Por último, Sobre la estupidez es un vasto eufemismo.

Sin mencionarla una sola vez, sobre la conferencia planea la gran rapaz de su tiempo, desplegando las alas de los dos socialismos totalitarios, el fascista y el comunista. Disuelta Kakania, Musil presenció la constitución de la República en 1919 y, hasta la instauración de la dictadura de Dollfuss en 1934, el gobierno de Viena por el partido socialista, que le valió a la vieja capital del Imperio el mote de "Viena la roja". Y en 1937, cuando Musil pronuncia su conferencia, hacía tres años que en el país imperaba el austrofascismo, inspirado originalmente en el fascismo mussoliniano, pero sobre todo matriz del nacionalsocialismo hitleriano. Vamos, que Dollfuss fue, respecto de Hitler, algo así como el sátrapa cubano respecto del dicharachero venezolano.

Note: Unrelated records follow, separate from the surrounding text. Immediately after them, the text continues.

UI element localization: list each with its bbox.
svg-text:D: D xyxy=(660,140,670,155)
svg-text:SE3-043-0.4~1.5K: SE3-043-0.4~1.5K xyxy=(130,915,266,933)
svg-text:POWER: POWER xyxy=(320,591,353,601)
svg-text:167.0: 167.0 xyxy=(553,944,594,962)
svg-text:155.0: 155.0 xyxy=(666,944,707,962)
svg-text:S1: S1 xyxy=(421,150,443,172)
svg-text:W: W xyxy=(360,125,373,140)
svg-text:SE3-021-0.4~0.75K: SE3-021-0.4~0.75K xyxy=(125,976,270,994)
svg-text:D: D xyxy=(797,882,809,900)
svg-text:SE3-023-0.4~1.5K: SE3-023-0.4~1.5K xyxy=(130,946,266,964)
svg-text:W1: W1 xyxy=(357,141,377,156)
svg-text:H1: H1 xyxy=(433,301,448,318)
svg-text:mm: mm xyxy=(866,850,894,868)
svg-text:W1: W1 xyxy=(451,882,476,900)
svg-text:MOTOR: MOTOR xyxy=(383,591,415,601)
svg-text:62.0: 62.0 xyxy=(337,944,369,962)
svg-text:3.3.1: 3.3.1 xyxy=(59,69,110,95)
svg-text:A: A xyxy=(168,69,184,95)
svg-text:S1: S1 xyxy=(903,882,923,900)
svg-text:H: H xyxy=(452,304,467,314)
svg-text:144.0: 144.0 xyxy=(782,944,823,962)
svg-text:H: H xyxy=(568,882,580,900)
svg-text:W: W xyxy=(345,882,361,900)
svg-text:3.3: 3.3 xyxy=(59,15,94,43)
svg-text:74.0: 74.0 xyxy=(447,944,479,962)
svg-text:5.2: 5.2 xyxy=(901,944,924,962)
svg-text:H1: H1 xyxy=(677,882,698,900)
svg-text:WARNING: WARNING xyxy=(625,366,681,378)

En la Viena de 1937 o la Caracas de 2011, no parece que una reflexión sobre la estupidez sea una pérdida de tiempo. Sobre todo si, como esta de Musil, evita, desvelándolos, los dos escollos de la estupidez inteligente y la inteligencia estúpida. Los mismos que, al presentar hoy esta nueva edición en castellano, probablemente no he sabido sortear.

(*) Una versión de este texto fue leída en el acto de presentación de Sobre la estupidez, de Robert Musil (traducción de Yolanda Steffens, epílogo de José Balza), y celebración de los 100 primeros títulos de la editorial bid&co, en la librería Kalathos, en Caracas, el 6 de febrero de 2011.